If meteorologists wrote SQL, we figure it would look a little something like this. If you close your eyes, you can imagine a world where an ML algorithm is used (perhaps as a user-defined function or UDF) to even forecast the next day’s weather, as the result of a SQL query. We like meteorologists, so we don’t want to put them out of business, just make their jobs easier!

What This Demonstrates

We might not be predicting the future weather (yet!), but this demonstrates interesting features of SparkSQL available to you in Ascend.

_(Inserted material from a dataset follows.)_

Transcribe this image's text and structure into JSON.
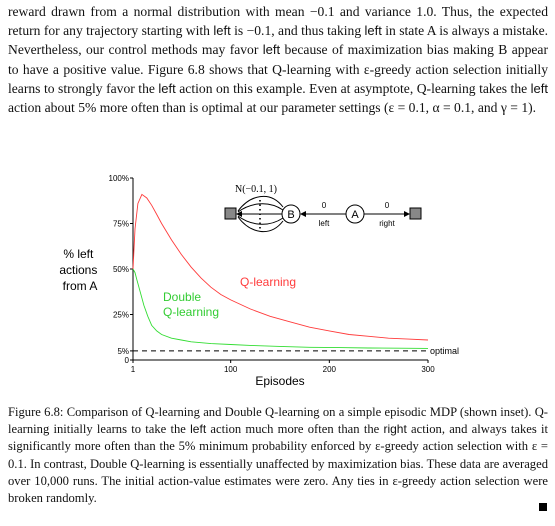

  • A common-table-expression (CTE) to pull in a hardcoded list of meteorologists, and the days they cover for the weather report (John covers on Sunday, etc.);
  • An inline VALUES clause, which lets you create rows within SQL without even having to create an actual table;
  • The analytic function LAG with a window function, to look at the previous row’s values - and find compare it with that day’s values;
  • Some rolling totals that add up cumulative precipitation amounts by month, and by year, independently;
  • Standard JOIN syntax, combining data from an Ascend Transform, {{Weather_Transform}}, and the CTE on the fly;
  • The same number of records as the original input. Note that the aggregates were calculated without the need for a GROUP BY clause!

Instructions

  1. Right-click on “Weather Transform” > Choose “Create new Transform”
  2. Replace the NAME of the Transform with “Meteorology Analytics”
  3. Replace the DESCRIPTION with “**Shows meteorologist assignments, cumulative precipitation values, and previous day’s weather” for each day.**” (minus the quotes). Notice the description includes markdown tags (** to bold the text)!
  4. Replace the QUERY text with the SQL below
  5. Click the “Create” button
  6. Have fun checking out meteorology analytics and being a SQL-wielding weather reporter!
WITH Meteorologist_Assignments AS (
   SELECT * FROM VALUES
       (1,'John'),
       (2,'Jane'),
       (3,'Bob'),
       (4,'Bill'),
       (5,'Jill'),
       (6,'Sue'),
       (7,'Fred')
   AS t(day_of_week,meteorologist)
)
SELECT
   w.Date,   
   w.Weather,
   NVL(LAG(Weather, 1) OVER (ORDER BY Date),'Not Reported') AS Previous_Days_Weather,
   CASE
       WHEN w.Weather = NVL(LAG(Weather, 1) OVER (ORDER BY Date),'Not Reported') THEN False
       ELSE True
       END AS Weather_Changed,
   w.Precipitation as Days_Precipitation,
   SUM(w.precipitation) OVER (PARTITION BY DATE_TRUNC('MONTH',w.weather_date_ts) ORDER BY Date) AS Monthly_Cumulative_Precipitation,
   SUM(w.precipitation) OVER (PARTITION BY DATE_TRUNC('YEAR',w.weather_date_ts) ORDER BY Date) AS Yearly_Cumulative_Precipitation,
   ma.Meteorologist
FROM
   {{Weather_Transform}} as w
   INNER JOIN Meteorologist_Assignments AS ma
   ON DAYOFWEEK(w.weather_date_ts) = ma.day_of_week
WHERE
   w.Weather IS NOT NULL
ORDER BY
   Date